Here’s another exercise from The Fiction Writer’s Workshop, by Josip Novakovich. The point is to utilize two different view points, and the setting, to create expectation and suspense. This is part 1.
I never feel in danger walking home at night, no matter how late it is. It’s not like I have much choice—I have no car. At least it’s just a twenty-minute walk back to my apartment. My parents don’t like the idea of their daughter walking home from work at 11 o’clock with no chaperone in a big city. It’s “the big city” part that scares them—as if rape can’t happen in a small town. At least a big city can offer presence; there’s always other people around so (unless every random person biking, driving, or also walking happens to be a co-conspirator in my impending sexual violation) I feel safe. Even when I can’t see anyone, that presence is there in the background noise and the red wash of the night-sky, from all the lights.

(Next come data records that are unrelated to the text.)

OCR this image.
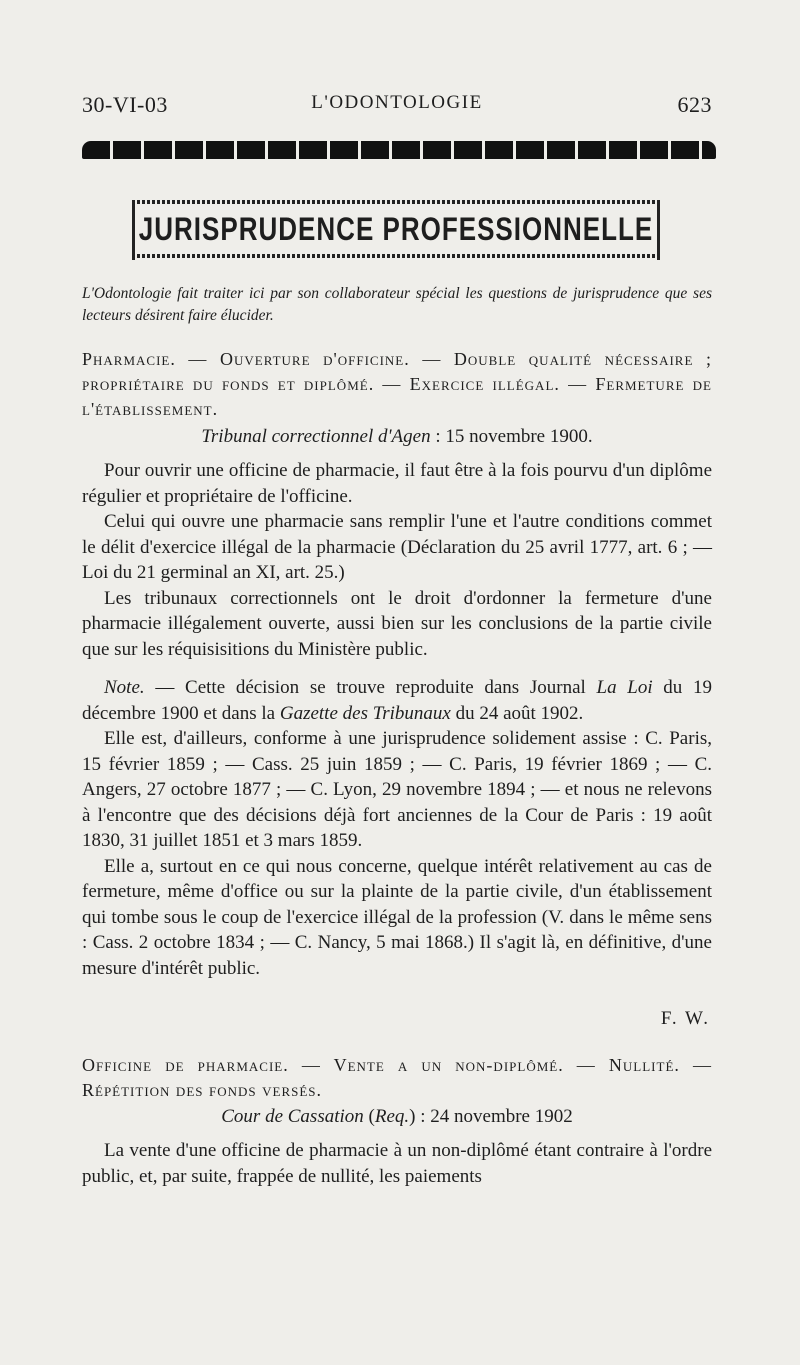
30-VI-03	L'ODONTOLOGIE	623
JURISPRUDENCE PROFESSIONNELLE
L'Odontologie fait traiter ici par son collaborateur spécial les questions de jurisprudence que ses lecteurs désirent faire élucider.
Pharmacie. — Ouverture d'officine. — Double qualité nécessaire ; propriétaire du fonds et diplômé. — Exercice illégal. — Fermeture de l'établissement.
Tribunal correctionnel d'Agen : 15 novembre 1900.

Pour ouvrir une officine de pharmacie, il faut être à la fois pourvu d'un diplôme régulier et propriétaire de l'officine.

Celui qui ouvre une pharmacie sans remplir l'une et l'autre conditions commet le délit d'exercice illégal de la pharmacie (Déclaration du 25 avril 1777, art. 6 ; — Loi du 21 germinal an XI, art. 25.)

Les tribunaux correctionnels ont le droit d'ordonner la fermeture d'une pharmacie illégalement ouverte, aussi bien sur les conclusions de la partie civile que sur les réquisisitions du Ministère public.

Note. — Cette décision se trouve reproduite dans Journal La Loi du 19 décembre 1900 et dans la Gazette des Tribunaux du 24 août 1902.

Elle est, d'ailleurs, conforme à une jurisprudence solidement assise : C. Paris, 15 février 1859 ; — Cass. 25 juin 1859 ; — C. Paris, 19 février 1869 ; — C. Angers, 27 octobre 1877 ; — C. Lyon, 29 novembre 1894 ; — et nous ne relevons à l'encontre que des décisions déjà fort anciennes de la Cour de Paris : 19 août 1830, 31 juillet 1851 et 3 mars 1859.

Elle a, surtout en ce qui nous concerne, quelque intérêt relativement au cas de fermeture, même d'office ou sur la plainte de la partie civile, d'un établissement qui tombe sous le coup de l'exercice illégal de la profession (V. dans le même sens : Cass. 2 octobre 1834 ; — C. Nancy, 5 mai 1868.) Il s'agit là, en définitive, d'une mesure d'intérêt public.

F. W.
Officine de pharmacie. — Vente a un non-diplômé. — Nullité. — Répétition des fonds versés.
Cour de Cassation (Req.) : 24 novembre 1902

La vente d'une officine de pharmacie à un non-diplômé étant contraire à l'ordre public, et, par suite, frappée de nullité, les paiements
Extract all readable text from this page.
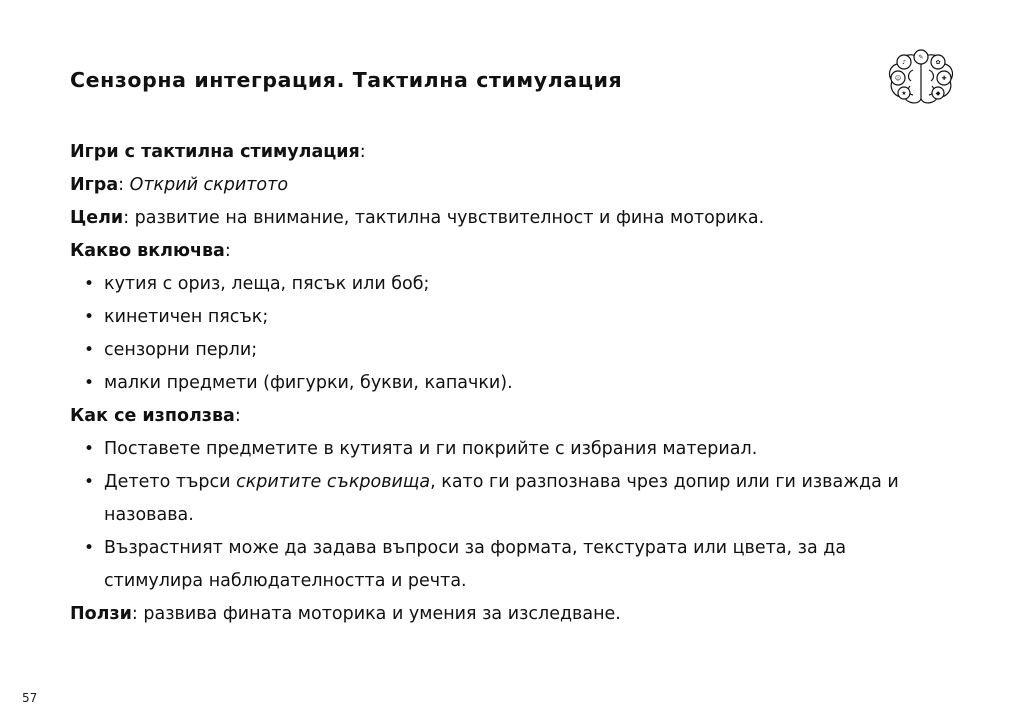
♪
✎
✿
☺	✚
★	◆
Сензорна интеграция. Тактилна стимулация

Игри с тактилна стимулация:

Игра: Открий скритото

Цели: развитие на внимание, тактилна чувствителност и фина моторика.

Какво включва:

• кутия с ориз, леща, пясък или боб;
• кинетичен пясък;
• сензорни перли;
• малки предмети (фигурки, букви, капачки).

Как се използва:

• Поставете предметите в кутията и ги покрийте с избрания материал.
• Детето търси скритите съкровища, като ги разпознава чрез допир или ги изважда и назовава.
• Възрастният може да задава въпроси за формата, текстурата или цвета, за да стимулира наблюдателността и речта.

Ползи: развива финатa моторика и умения за изследване.

57
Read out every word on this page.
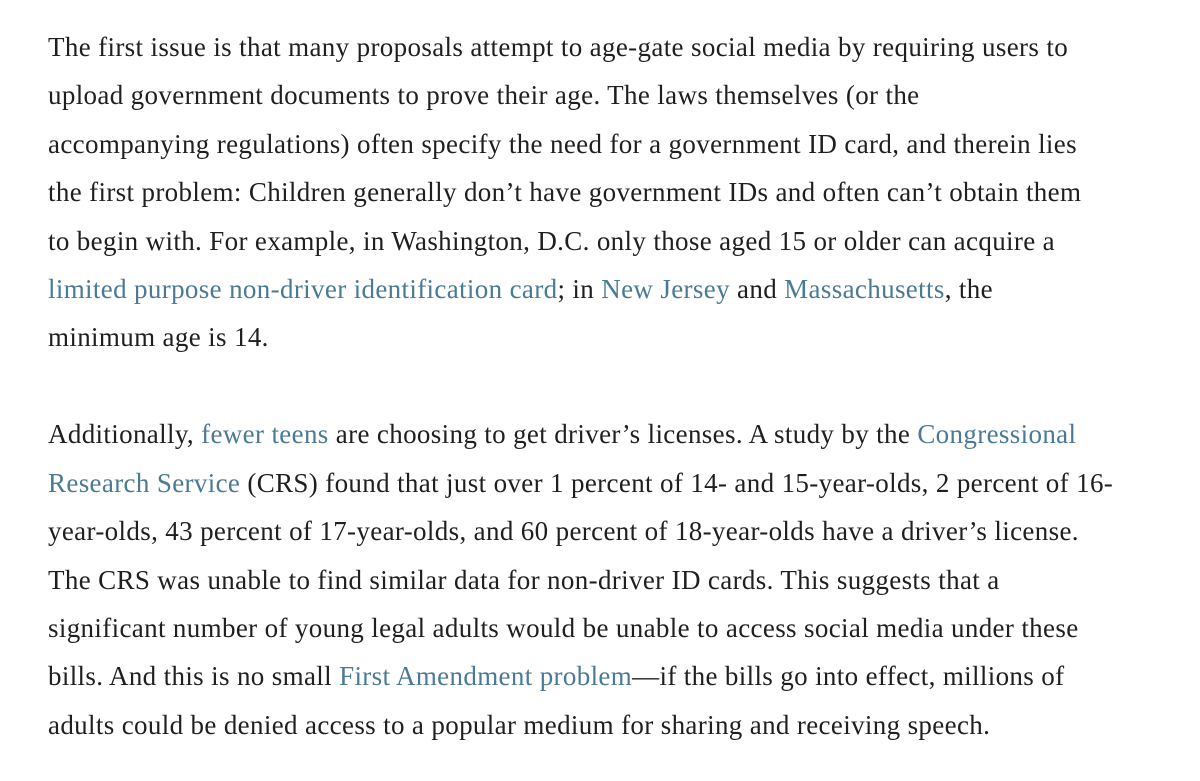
The first issue is that many proposals attempt to age-gate social media by requiring users to
upload government documents to prove their age. The laws themselves (or the
accompanying regulations) often specify the need for a government ID card, and therein lies
the first problem: Children generally don’t have government IDs and often can’t obtain them
to begin with. For example, in Washington, D.C. only those aged 15 or older can acquire a
limited purpose non-driver identification card; in New Jersey and Massachusetts, the
minimum age is 14.
Additionally, fewer teens are choosing to get driver’s licenses. A study by the Congressional
Research Service (CRS) found that just over 1 percent of 14- and 15-year-olds, 2 percent of 16-
year-olds, 43 percent of 17-year-olds, and 60 percent of 18-year-olds have a driver’s license.
The CRS was unable to find similar data for non-driver ID cards. This suggests that a
significant number of young legal adults would be unable to access social media under these
bills. And this is no small First Amendment problem—if the bills go into effect, millions of
adults could be denied access to a popular medium for sharing and receiving speech.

That red wash is mesmerizing tonight—like the city was on fire, and the flames were reflecting off their own smoke. It’s really just a lot of overcast—hence why the red is so vivid now. A few cars passed while I was looking at the sky and the silhouettes of clawing tree branches. When the street was silent again, I notice something I hadn’t noticed since moving here: absence.

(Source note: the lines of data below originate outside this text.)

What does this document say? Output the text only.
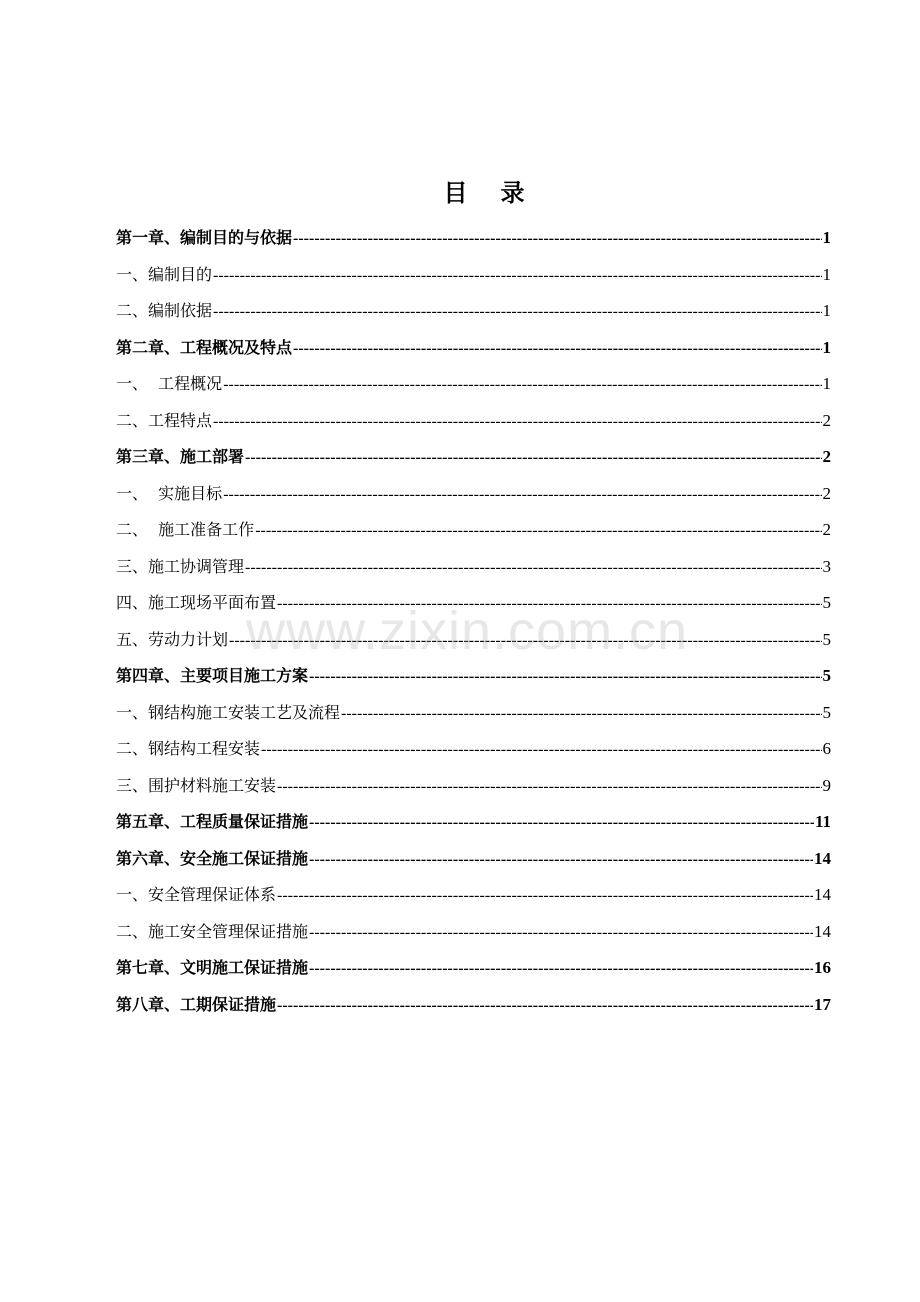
目   录
第一章、编制目的与依据 -----	1
一、编制目的 -----	1
二、编制依据 -----	1
第二章、工程概况及特点 -----	1
一、  工程概况 -----	1
二、工程特点 -----	2
第三章、施工部署 -----	2
一、  实施目标 -----	2
二、  施工准备工作 -----	2
三、施工协调管理 -----	3
四、施工现场平面布置 -----	5
五、劳动力计划 -----	5
第四章、主要项目施工方案 -----	5
一、钢结构施工安装工艺及流程 -----	5
二、钢结构工程安装 -----	6
三、围护材料施工安装 -----	9
第五章、工程质量保证措施 -----	11
第六章、安全施工保证措施 -----	14
一、安全管理保证体系 -----	14
二、施工安全管理保证措施 -----	14
第七章、文明施工保证措施 -----	16
第八章、工期保证措施 -----	17
www.zixin.com.cn
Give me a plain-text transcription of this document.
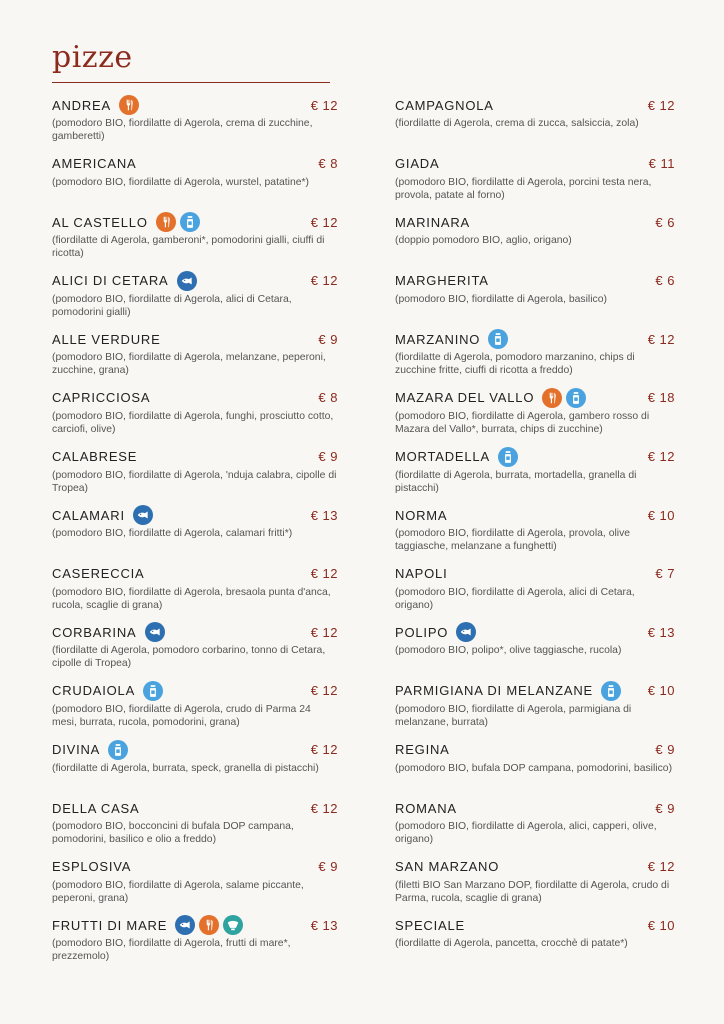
pizze
ANDREA	€ 12
(pomodoro BIO, fiordilatte di Agerola, crema di zucchine, gamberetti)
AMERICANA	€ 8
(pomodoro BIO, fiordilatte di Agerola, wurstel, patatine*)
AL CASTELLO	€ 12
(fiordilatte di Agerola, gamberoni*, pomodorini gialli, ciuffi di ricotta)
ALICI DI CETARA	€ 12
(pomodoro BIO, fiordilatte di Agerola, alici di Cetara, pomodorini gialli)
ALLE VERDURE	€ 9
(pomodoro BIO, fiordilatte di Agerola, melanzane, peperoni, zucchine, grana)
CAPRICCIOSA	€ 8
(pomodoro BIO, fiordilatte di Agerola, funghi, prosciutto cotto, carciofi, olive)
CALABRESE	€ 9
(pomodoro BIO, fiordilatte di Agerola, 'nduja calabra, cipolle di Tropea)
CALAMARI	€ 13
(pomodoro BIO, fiordilatte di Agerola, calamari fritti*)
CASERECCIA	€ 12
(pomodoro BIO, fiordilatte di Agerola, bresaola punta d'anca, rucola, scaglie di grana)
CORBARINA	€ 12
(fiordilatte di Agerola, pomodoro corbarino, tonno di Cetara, cipolle di Tropea)
CRUDAIOLA	€ 12
(pomodoro BIO, fiordilatte di Agerola, crudo di Parma 24 mesi, burrata, rucola, pomodorini, grana)
DIVINA	€ 12
(fiordilatte di Agerola, burrata, speck, granella di pistacchi)
DELLA CASA	€ 12
(pomodoro BIO, bocconcini di bufala DOP campana, pomodorini, basilico e olio a freddo)
ESPLOSIVA	€ 9
(pomodoro BIO, fiordilatte di Agerola, salame piccante, peperoni, grana)
FRUTTI DI MARE	€ 13
(pomodoro BIO, fiordilatte di Agerola, frutti di mare*, prezzemolo)
CAMPAGNOLA	€ 12
(fiordilatte di Agerola, crema di zucca, salsiccia, zola)
GIADA	€ 11
(pomodoro BIO, fiordilatte di Agerola, porcini testa nera, provola, patate al forno)
MARINARA	€ 6
(doppio pomodoro BIO, aglio, origano)
MARGHERITA	€ 6
(pomodoro BIO, fiordilatte di Agerola, basilico)
MARZANINO	€ 12
(fiordilatte di Agerola, pomodoro marzanino, chips di zucchine fritte, ciuffi di ricotta a freddo)
MAZARA DEL VALLO	€ 18
(pomodoro BIO, fiordilatte di Agerola, gambero rosso di Mazara del Vallo*, burrata, chips di zucchine)
MORTADELLA	€ 12
(fiordilatte di Agerola, burrata, mortadella, granella di pistacchi)
NORMA	€ 10
(pomodoro BIO, fiordilatte di Agerola, provola, olive taggiasche, melanzane a funghetti)
NAPOLI	€ 7
(pomodoro BIO, fiordilatte di Agerola, alici di Cetara, origano)
POLIPO	€ 13
(pomodoro BIO, polipo*, olive taggiasche, rucola)
PARMIGIANA DI MELANZANE	€ 10
(pomodoro BIO, fiordilatte di Agerola, parmigiana di melanzane, burrata)
REGINA	€ 9
(pomodoro BIO, bufala DOP campana, pomodorini, basilico)
ROMANA	€ 9
(pomodoro BIO, fiordilatte di Agerola, alici, capperi, olive, origano)
SAN MARZANO	€ 12
(filetti BIO San Marzano DOP, fiordilatte di Agerola, crudo di Parma, rucola, scaglie di grana)
SPECIALE	€ 10
(fiordilatte di Agerola, pancetta, crocchè di patate*)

There are no crickets, no grasshoppers, no nothing to be heard. The lack of chirping makes the background noise just sound like an empty moan, instead of the presence of other people. I hug myself, even though I’m far from cold. It’s summer and I walk fast, so I’m feverish more than anything. Then I realize that, were someone to be watching me, I’d look vulnerable with my arms crossed like this. I uncross them, walk a little faster, and damn near fall on my face tripping on a crack in the sidewalk. These sidewalks are awful—cracks like lightning streaks cut through the cement, and even with those strikes it’s all bumpy and uneven. If the city doesn’t want to fix the sidewalk, they should at least get people to trim up their gardens so that I’m not being groped by vines and grabbed by branches for walking.

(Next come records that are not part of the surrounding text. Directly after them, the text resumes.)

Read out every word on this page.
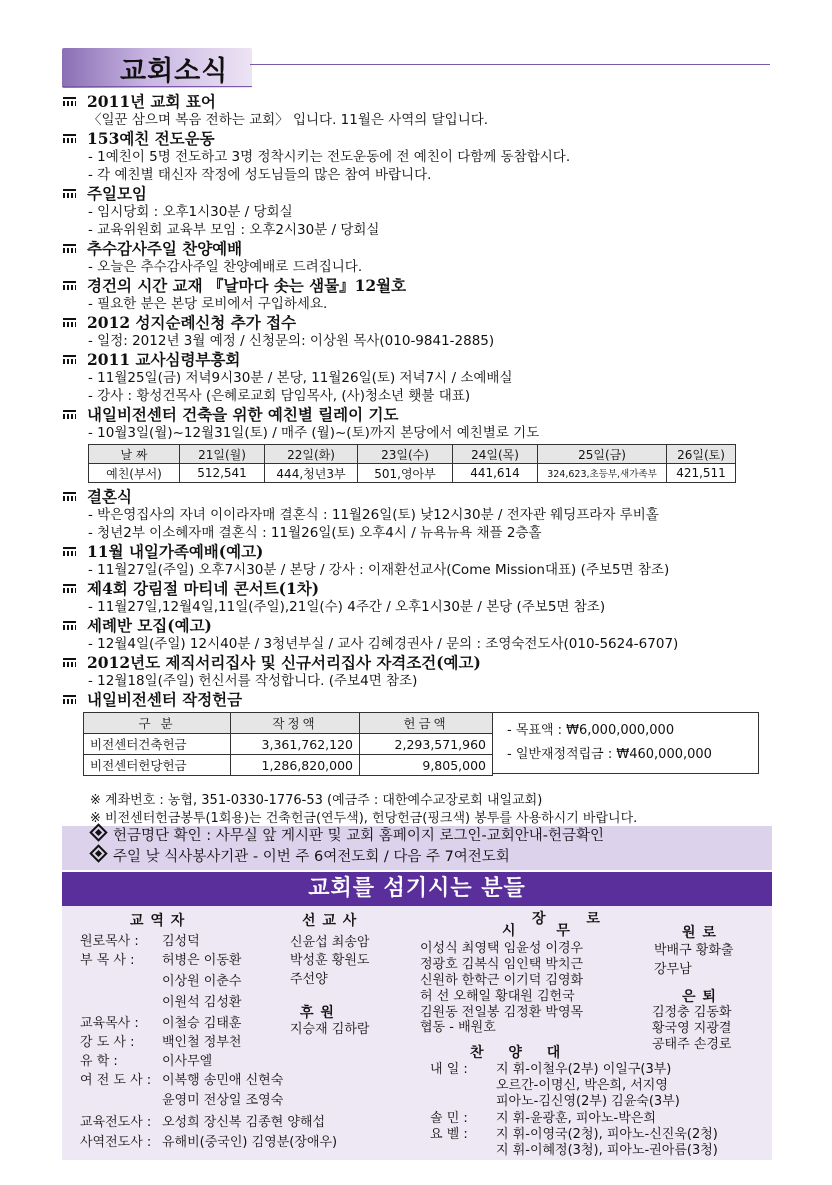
교회소식
2011년 교회 표어
〈일꾼 삼으며 복음 전하는 교회〉 입니다. 11월은 사역의 달입니다.
153예친 전도운동
- 1예친이 5명 전도하고 3명 정착시키는 전도운동에 전 예친이 다함께 동참합시다.
- 각 예친별 태신자 작정에 성도님들의 많은 참여 바랍니다.
주일모임
- 임시당회 : 오후1시30분 / 당회실
- 교육위원회 교육부 모임 : 오후2시30분 / 당회실
추수감사주일 찬양예배
- 오늘은 추수감사주일 찬양예배로 드려집니다.
경건의 시간 교재 『날마다 솟는 샘물』12월호
- 필요한 분은 본당 로비에서 구입하세요.
2012 성지순례신청 추가 접수
- 일정: 2012년 3월 예정 / 신청문의: 이상원 목사(010-9841-2885)
2011 교사심령부흥회
- 11월25일(금) 저녁9시30분 / 본당, 11월26일(토) 저녁7시 / 소예배실
- 강사 : 황성건목사 (은혜로교회 담임목사, (사)청소년 횃불 대표)
내일비전센터 건축을 위한 예친별 릴레이 기도
- 10월3일(월)~12월31일(토) / 매주 (월)~(토)까지 본당에서 예친별로 기도
날 짜	21일(월)	22일(화)	23일(수)	24일(목)	25일(금)	26일(토)
예친(부서)	512,541	444,청년3부	501,영아부	441,614	324,623,초등부,새가족부	421,511
결혼식
- 박은영집사의 자녀 이이라자매 결혼식 : 11월26일(토) 낮12시30분 / 전자관 웨딩프라자 루비홀
- 청년2부 이소혜자매 결혼식 : 11월26일(토) 오후4시 / 뉴욕뉴욕 채플 2층홀
11월 내일가족예배(예고)
- 11월27일(주일) 오후7시30분 / 본당 / 강사 : 이재환선교사(Come Mission대표) (주보5면 참조)
제4회 강림절 마티네 콘서트(1차)
- 11월27일,12월4일,11일(주일),21일(수) 4주간 / 오후1시30분 / 본당 (주보5면 참조)
세례반 모집(예고)
- 12월4일(주일) 12시40분 / 3청년부실 / 교사 김혜경권사 / 문의 : 조영숙전도사(010-5624-6707)
2012년도 제직서리집사 및 신규서리집사 자격조건(예고)
- 12월18일(주일) 헌신서를 작성합니다. (주보4면 참조)
내일비전센터 작정헌금
구 분	작정액	헌금액
비전센터건축헌금	3,361,762,120	2,293,571,960
비전센터헌당헌금	1,286,820,000	9,805,000
- 목표액 : ₩6,000,000,000
- 일반재정적립금 : ₩460,000,000
※ 계좌번호 : 농협, 351-0330-1776-53 (예금주 : 대한예수교장로회 내일교회)
※ 비전센터헌금봉투(1회용)는 건축헌금(연두색), 헌당헌금(핑크색) 봉투를 사용하시기 바랍니다.
헌금명단 확인 : 사무실 앞 게시판 및 교회 홈페이지 로그인-교회안내-헌금확인
주일 낮 식사봉사기관 - 이번 주 6여전도회 / 다음 주 7여전도회
교회를 섬기시는 분들
교 역 자
원로목사 : 김성덕
부 목 사 : 허병은 이동환
이상원 이춘수
이원석 김성환
교육목사 : 이철승 김태훈
강 도 사 : 백인철 정부천
유 학 :	이사무엘
여 전 도 사 : 이복행 송민애 신현숙
윤영미 전상일 조영숙
교육전도사 : 오성희 장신복 김종현 양해섭
사역전도사 : 유해비(중국인) 김영분(장애우)
선 교 사
신윤섭 최송암
박성훈 황원도
주선양
후 원
지승재 김하람
장 로
시 무
이성식 최영택 임윤성 이경우
정광호 김복식 임인택 박치근
신원하 한학근 이기덕 김영화
허 선 오해일 황대원 김헌국
김원동 전일봉 김정환 박영목
협동 - 배원호
원 로
박배구 황화출
강무남
은 퇴
김정충 김동화
황국영 지광결
공태주 손경로
찬 양 대
내 일 : 지 휘-이철우(2부) 이일구(3부)
오르간-이명신, 박은희, 서지영
피아노-김신영(2부) 김윤숙(3부)
솔 민 : 지 휘-윤광훈, 피아노-박은희
요 벨 : 지 휘-이영국(2청), 피아노-신진욱(2청)
지 휘-이혜정(3청), 피아노-권아름(3청)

One particularly nasty tree branch always pricks at me no matter how low I duck. I struggle to get myself out from under it, and focus on that instead of what’s right in front of me. When I turn it’s already too late to do anything about what’s there: a man with a gun.
I waited for the order to climb into the trunk of a car, or to walk with him to some secluded area where he’ll . . .
“Give me your purse, bitch.”
Oh, that’s all. I hand it over, too relieved to think about the hassle of cancelling my cards or replacing my phone. Wrong person to rob, and the wrong time—I haven’t even gotten my pay-check yet.